You’ve probably heard, “Don’t skip leg day!”? Likewise, don’t skip monitoring and alerting for your applications.

You have monitoring and alerting in place for your cloud resources that run your money-making applications, right? RIGHHHHT??? You would probably say, “Yes, of course I do!” But then in the back of your mind, you may also think, “Well….but.”

Look, I get it. Delivering software to meet business demand can be daunting. Short timelines, shrinking teams, new technologies to be learned and implemented, sometimes having to wear multiple hats in your team. All of these pressures can cause you to skip some “nice to haves”, like monitoring and alerting, or unit testing, because you just need to deliver features because that’s what customers are asking for. Sound familiar?

While it’s true that customers do want those features, don’t overlook the fact that they also want reliability. Delivering that next competitive feature because the alternative makes your app look inferior while ignoring things like monitoring and alerting can leave your app – and your customers – in an unhappy place.

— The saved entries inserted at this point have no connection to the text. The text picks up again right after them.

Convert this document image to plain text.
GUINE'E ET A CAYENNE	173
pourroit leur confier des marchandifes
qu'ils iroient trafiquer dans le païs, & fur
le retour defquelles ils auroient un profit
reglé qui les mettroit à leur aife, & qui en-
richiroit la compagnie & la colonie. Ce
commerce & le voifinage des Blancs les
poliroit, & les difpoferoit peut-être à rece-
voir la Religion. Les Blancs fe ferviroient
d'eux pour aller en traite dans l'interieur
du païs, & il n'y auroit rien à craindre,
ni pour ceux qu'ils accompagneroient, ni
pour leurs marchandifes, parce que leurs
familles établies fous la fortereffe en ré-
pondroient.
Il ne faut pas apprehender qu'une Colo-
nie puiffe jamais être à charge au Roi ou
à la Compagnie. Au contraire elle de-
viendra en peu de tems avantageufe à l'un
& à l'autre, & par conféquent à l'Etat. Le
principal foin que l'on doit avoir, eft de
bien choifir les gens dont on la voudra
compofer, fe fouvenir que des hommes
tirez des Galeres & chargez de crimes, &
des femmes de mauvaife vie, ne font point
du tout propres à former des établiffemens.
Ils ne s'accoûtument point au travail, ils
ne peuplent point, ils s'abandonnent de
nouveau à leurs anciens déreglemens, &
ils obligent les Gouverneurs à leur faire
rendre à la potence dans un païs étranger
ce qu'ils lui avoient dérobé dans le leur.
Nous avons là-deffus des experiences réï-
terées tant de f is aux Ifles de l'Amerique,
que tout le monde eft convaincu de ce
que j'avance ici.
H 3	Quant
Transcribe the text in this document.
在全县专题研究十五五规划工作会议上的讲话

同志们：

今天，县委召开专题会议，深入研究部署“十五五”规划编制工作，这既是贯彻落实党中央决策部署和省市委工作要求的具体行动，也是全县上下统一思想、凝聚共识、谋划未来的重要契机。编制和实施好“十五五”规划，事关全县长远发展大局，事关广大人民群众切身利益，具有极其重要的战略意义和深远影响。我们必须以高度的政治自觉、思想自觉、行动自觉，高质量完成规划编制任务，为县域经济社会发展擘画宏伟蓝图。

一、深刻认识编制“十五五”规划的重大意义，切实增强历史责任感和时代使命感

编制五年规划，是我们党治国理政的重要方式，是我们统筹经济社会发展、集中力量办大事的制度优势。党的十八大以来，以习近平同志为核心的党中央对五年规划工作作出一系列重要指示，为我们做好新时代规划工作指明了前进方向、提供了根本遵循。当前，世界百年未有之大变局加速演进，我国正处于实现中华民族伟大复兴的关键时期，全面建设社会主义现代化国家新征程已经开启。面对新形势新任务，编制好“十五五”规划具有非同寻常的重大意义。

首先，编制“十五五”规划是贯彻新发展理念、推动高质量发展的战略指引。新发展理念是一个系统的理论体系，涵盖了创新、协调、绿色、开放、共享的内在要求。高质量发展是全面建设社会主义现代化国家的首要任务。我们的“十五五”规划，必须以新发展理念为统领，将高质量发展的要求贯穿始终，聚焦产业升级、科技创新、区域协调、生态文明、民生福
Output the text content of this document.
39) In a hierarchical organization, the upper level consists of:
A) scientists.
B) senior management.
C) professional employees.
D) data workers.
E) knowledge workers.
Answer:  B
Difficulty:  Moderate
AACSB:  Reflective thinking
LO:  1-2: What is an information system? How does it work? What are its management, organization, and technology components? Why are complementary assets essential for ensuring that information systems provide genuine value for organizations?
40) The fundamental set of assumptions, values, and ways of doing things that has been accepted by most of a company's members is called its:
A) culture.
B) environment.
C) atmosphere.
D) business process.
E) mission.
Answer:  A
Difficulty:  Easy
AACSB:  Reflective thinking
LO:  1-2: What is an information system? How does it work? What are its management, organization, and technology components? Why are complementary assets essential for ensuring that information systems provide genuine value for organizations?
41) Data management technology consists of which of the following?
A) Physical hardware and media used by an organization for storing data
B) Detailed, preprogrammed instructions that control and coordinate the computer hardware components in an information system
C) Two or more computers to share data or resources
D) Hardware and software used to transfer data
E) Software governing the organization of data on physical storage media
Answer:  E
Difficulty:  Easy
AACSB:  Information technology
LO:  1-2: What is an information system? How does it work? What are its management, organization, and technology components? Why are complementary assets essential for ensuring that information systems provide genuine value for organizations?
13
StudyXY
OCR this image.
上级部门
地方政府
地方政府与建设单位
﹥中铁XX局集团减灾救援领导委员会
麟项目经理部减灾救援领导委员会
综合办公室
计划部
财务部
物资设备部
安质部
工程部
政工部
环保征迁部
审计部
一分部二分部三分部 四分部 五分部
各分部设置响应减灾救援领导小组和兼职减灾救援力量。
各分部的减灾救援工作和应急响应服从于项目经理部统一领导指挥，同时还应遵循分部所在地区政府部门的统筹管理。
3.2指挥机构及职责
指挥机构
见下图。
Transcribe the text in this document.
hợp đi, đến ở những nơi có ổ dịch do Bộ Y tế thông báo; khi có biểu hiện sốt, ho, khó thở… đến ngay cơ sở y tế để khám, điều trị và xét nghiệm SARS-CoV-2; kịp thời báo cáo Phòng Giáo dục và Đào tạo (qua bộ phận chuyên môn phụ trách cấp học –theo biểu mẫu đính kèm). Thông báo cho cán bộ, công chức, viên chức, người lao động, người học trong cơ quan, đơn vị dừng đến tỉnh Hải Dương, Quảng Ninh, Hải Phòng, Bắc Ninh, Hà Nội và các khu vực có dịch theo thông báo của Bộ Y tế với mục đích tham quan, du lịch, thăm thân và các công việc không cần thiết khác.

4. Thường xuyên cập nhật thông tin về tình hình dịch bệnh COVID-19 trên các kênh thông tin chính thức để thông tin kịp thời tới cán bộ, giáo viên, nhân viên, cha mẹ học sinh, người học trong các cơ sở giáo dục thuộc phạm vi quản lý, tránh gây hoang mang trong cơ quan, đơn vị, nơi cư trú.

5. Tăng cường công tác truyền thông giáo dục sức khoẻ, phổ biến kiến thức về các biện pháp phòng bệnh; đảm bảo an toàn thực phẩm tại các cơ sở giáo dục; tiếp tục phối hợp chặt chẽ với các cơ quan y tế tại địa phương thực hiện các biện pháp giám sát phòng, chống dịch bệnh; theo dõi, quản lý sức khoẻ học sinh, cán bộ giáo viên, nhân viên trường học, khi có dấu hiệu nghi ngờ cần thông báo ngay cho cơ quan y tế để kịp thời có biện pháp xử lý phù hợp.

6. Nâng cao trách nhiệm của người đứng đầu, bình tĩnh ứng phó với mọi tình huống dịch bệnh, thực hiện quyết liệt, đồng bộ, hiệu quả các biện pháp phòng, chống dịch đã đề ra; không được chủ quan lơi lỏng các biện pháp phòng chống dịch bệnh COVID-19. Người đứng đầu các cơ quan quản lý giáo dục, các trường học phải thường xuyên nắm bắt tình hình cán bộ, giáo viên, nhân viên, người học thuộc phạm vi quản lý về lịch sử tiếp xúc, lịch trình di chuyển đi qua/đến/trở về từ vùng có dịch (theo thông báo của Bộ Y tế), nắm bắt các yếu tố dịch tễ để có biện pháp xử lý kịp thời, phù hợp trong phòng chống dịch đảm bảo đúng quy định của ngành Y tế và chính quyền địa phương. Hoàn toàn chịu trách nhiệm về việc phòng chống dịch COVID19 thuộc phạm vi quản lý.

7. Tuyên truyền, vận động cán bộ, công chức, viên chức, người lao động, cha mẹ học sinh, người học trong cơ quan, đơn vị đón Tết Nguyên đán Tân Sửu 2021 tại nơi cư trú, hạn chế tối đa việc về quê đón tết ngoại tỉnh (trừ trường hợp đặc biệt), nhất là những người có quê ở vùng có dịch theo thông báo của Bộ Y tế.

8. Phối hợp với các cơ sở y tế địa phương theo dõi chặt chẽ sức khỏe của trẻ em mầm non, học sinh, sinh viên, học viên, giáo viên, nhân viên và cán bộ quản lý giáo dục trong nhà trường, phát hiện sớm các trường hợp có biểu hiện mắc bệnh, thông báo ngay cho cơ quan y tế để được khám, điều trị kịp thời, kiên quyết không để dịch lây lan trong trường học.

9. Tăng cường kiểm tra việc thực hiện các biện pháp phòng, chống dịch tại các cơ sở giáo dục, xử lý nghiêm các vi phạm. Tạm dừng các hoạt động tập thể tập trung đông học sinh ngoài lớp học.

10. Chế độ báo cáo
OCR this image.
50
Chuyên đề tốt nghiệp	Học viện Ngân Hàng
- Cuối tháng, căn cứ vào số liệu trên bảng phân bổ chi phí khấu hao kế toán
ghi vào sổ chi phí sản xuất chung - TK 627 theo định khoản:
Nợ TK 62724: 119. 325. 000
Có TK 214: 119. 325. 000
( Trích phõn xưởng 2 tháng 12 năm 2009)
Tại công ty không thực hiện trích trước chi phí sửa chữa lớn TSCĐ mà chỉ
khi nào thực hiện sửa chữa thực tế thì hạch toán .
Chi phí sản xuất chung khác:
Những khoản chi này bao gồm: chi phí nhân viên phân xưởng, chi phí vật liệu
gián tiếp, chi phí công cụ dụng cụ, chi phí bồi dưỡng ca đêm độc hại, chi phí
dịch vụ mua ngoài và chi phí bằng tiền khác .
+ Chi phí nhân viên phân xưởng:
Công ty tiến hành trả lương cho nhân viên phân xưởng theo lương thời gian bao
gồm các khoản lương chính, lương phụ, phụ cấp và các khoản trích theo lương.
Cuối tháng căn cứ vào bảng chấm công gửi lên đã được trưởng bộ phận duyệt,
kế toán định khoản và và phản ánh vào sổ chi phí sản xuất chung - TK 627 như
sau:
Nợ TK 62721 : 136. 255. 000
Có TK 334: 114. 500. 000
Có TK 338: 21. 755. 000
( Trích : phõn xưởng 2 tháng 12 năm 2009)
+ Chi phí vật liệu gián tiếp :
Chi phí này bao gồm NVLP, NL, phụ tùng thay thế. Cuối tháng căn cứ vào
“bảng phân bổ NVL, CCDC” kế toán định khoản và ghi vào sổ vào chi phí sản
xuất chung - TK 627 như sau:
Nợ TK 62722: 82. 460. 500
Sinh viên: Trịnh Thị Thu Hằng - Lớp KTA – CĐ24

One of the worst places you can find yourself is that your customers are the ones that tell you that your application is having an issue. It’s important that you proactively monitor your application for availablity and performance. You can then step in and address things before people start flocking away from your app and go to your competitor.

Consider the observability of your application as a feature and give it the prioritization it deserves!

“I don’t know where I should start, it seems daunting!”

OK, so the first step in solving any problem is first admitting you have a problem. Admitting that you don’t have monitoring and alerting in place allows you to focus on this work.

Getting started can be done in three stages.

  1. First, for all new cloud resources you spin up, determine the metrics that you want to monitor.
    • You should start with those that are availability impacting, then focus on those that are performance or user experience impacting.
    • Make an agreement with yourself and your team that you won’t spin up any new cloud resources without configuring the monitoring and alerting for them.
  2. Then for your existing cloud resources, start with resources that are critical to your app such as your compute, storage, or databases.
  3. Leave your less critical assets for last like cache, CDN, or other assets that your app can live without.

I like the phrase “Divide and conquer” to tackle projects like this.

Where to Go From Here

Depending on your cloud provider, I recommend you first start with one of these two links to familiarize yourself with the services available to you.

Azure – Getting Started with Azure Monitor

AWS – What is Amazon CloudWatch?

Next, I’d suggest you familiarize yourself with the term “Observability” or commonly referred to as “O11y”. It refers to taking your monitoring to the next level by exposing and analyzing insights from within your application.

When you’re ready to head in that direction, check out David Linthicum’s InfoWorld post, What Observability Means for Cloud Operations.

Go Forth and Monitor

So what are you waiting for? Dig in and start improving your ability to keep tabs on your application. Your customers will thank you (or at least not hate you).